Rolls of Perseverance

Perseverance“I struggle to not become discouraged, or to think I am a failure because I have not achieved, in my first few attempts, the vision of myself as I wish to be.

Instead, I try to hold tightly to that vision, awaiting my efforts to catch up with the way I am seen by my heart.

Through practice and perseverance, I am learning and growing.”

Perhaps you have experienced being discouraged and feeling as though you failed, because repeated attempts to improve yourself or become a happier person, were unsuccessful. Sometimes, it gets harder and harder to keep trying.

I was one of those people who would beat themselves senseless for perceived failings. I say perceived, because I have learned that nothing in life is a failure. Looked at with a sense of gratitude, failings are actually lessons, opportunities for growth.
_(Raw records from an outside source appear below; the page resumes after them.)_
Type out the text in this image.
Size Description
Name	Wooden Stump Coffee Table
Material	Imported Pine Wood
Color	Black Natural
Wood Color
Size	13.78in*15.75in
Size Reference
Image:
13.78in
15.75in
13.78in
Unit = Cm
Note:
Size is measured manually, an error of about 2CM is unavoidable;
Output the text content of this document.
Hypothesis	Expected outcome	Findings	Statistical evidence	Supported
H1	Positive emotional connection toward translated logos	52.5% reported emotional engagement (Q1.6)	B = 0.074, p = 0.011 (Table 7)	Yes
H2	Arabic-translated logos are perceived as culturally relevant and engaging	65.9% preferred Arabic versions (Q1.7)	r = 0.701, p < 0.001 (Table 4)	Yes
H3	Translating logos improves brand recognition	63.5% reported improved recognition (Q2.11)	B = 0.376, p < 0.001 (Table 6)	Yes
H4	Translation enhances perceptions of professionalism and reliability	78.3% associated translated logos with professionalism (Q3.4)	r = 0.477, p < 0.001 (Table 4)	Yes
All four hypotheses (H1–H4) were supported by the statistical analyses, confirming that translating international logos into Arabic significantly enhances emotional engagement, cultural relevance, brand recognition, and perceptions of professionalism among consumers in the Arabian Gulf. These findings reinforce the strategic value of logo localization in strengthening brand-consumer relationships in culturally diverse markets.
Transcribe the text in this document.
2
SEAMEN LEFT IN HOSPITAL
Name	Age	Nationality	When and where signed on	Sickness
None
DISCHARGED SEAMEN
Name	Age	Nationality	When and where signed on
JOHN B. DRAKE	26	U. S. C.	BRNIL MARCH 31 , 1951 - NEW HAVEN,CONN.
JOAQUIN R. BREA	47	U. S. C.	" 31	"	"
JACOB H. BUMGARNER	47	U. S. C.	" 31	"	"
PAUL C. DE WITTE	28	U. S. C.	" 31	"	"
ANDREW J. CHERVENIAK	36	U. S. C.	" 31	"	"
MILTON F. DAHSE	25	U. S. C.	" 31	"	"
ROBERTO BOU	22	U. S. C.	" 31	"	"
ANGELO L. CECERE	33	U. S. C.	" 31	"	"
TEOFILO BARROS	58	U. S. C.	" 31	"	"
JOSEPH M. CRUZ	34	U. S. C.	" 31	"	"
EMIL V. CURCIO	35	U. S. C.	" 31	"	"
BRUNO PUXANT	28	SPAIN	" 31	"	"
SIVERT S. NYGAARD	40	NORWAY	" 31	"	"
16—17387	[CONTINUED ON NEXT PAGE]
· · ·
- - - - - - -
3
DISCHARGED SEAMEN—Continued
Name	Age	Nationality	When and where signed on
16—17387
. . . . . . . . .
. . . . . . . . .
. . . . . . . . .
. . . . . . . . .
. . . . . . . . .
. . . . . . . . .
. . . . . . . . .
It took me a while to get to this point, and many floggings. It seems that when I learned to do a self-appraisal, over time I began to look honestly at what I was doing, what I was believing about myself. I mean looking deeply. What I believed about myself was not true. It was other people’s words and judgments that I was believing.

Once I saw this, really saw and felt this deeply, things began to change for me. I had to search my soul and learn who I really was, not what I had become in response to others. A humbling and difficult experience…

Another thing that has allowed me to persevere with joy is the development of gratitude. With much practice, showing I am grateful for any situation as it happens eases the sting of disappointment or feelings of failure. For me, everything is seen as something for which to be grateful. There can be no failure when there is gratitude.

How do you persevere in the face of discouragement?